China pushes for more sharing of scientific equipment
[BEIJING] China has launched a new initiative to encourage the sharing of scientific information and high-tech research facilities.
The initiative, which will cost 500 million yuan (US$60 million) in its first year, also involves the creation of new research facilities, part of a bid to increase the number of patents taken out by Chinese scientists.
The move was announced last week by the Chinese Academy of Sciences, China's science ministry, and other departments. It comes in response to criticism from Chinese researchers that much scientific equipment is outdated, and that those high-tech facilities that the country does have are not used to their full capacity.
As part of the new initiative, China will build a group of research laboratories to promote co-operative scientific projects involving Chinese and foreign scientists. Other research institutes throughout China that conduct government-approved scientific projects will be able to use research equipment as well as other resource material from laboratories built under the initiative.
External researchers will have to pay 'sharing fees' to use these resources. But institutes are required to keep their fees low, and are not allowed to make profits from hiring out their equipment.
Liu Yanhua, vice-minister of science and technology, told a press conference last week that the initiative would help make better use of previously scattered research resources, and would also help avoid duplication in research.
He said that "relatively backward" research conditions and insufficient funding had hindered China's progress in basic research and restricted the number of patents that it had obtained. Currently, most research programmes use imported equipment, Liu said, and money has been squandered through unnecessary purchases of laboratory equipment.
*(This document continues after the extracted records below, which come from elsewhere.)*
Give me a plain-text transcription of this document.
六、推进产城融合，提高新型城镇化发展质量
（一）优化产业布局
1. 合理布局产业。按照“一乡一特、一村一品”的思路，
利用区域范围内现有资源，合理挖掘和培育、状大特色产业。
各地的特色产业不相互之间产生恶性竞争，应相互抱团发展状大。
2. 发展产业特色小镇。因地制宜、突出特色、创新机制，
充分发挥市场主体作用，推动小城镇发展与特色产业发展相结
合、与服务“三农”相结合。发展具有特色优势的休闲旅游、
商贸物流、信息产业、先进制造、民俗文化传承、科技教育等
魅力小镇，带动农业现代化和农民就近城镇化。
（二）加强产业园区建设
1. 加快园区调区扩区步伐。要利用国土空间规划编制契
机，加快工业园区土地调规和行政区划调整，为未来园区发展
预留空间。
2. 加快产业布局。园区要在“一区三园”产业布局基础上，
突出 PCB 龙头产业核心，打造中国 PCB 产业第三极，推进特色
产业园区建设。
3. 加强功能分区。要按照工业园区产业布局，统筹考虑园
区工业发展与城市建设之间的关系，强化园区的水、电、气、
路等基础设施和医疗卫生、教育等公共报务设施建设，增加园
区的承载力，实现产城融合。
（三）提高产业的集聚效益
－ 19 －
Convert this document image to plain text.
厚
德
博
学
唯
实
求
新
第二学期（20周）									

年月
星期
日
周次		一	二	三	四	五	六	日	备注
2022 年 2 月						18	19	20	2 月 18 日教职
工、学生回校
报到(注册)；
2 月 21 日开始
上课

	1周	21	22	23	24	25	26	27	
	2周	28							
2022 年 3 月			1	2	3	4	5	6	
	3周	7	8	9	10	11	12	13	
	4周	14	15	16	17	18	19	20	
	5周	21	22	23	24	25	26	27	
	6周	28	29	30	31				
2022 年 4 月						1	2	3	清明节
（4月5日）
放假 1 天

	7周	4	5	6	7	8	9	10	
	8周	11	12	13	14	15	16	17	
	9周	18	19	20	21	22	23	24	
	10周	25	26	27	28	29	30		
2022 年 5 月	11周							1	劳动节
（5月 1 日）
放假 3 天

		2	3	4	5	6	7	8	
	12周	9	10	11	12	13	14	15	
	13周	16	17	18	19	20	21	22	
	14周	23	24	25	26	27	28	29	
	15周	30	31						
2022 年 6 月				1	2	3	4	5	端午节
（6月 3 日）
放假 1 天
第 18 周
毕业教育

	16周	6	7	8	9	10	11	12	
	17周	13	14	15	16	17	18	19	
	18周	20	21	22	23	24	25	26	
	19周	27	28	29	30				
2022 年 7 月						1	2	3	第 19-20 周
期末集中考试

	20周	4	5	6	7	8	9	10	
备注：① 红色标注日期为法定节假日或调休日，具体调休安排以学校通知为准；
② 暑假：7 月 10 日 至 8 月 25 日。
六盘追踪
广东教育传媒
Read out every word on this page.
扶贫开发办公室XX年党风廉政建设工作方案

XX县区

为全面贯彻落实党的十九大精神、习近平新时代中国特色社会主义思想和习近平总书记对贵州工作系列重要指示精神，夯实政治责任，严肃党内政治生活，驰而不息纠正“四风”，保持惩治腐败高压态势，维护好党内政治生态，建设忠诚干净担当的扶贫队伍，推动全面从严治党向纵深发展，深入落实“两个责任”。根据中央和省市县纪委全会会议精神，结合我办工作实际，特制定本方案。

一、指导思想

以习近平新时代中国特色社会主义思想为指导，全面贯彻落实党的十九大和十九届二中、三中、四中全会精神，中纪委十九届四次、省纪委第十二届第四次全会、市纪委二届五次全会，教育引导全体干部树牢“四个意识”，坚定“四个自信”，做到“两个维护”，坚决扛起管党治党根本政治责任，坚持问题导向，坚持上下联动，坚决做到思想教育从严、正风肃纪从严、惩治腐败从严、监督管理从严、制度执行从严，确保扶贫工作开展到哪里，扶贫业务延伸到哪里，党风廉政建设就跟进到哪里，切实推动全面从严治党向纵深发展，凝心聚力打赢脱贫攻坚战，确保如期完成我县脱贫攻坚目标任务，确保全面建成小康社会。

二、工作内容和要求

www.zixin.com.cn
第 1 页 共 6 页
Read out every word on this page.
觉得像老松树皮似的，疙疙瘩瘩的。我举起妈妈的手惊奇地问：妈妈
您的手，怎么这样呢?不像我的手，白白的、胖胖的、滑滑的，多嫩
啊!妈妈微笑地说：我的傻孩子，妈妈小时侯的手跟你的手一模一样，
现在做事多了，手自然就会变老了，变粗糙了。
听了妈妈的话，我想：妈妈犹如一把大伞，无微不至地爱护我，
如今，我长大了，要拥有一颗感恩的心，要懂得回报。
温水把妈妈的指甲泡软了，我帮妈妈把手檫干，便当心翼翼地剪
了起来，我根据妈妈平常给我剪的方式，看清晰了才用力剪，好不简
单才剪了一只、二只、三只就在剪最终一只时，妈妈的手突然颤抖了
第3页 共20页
He pointed out, for example, that the whole US scientific community shares 16 moderate-resolution imaging spectroradiometer receivers (equipment for receiving data from remote sensing satellite). In contrast, China already has 17 such devices, and has already ordered another 80, a typical waste of resources, he said.
Poor research conditions and the lack of funding are major factors leading to the large gap in scientific development between China and developed countries, says Hu Qiheng of the Chinese Academy of Sciences, a member of a 23-person consultation group set up to oversee the efficient operation of the initiative.
"The initiative is a 'gospel' for China's scientific development, because it will help create a favourable research climate for scientists,'' he says.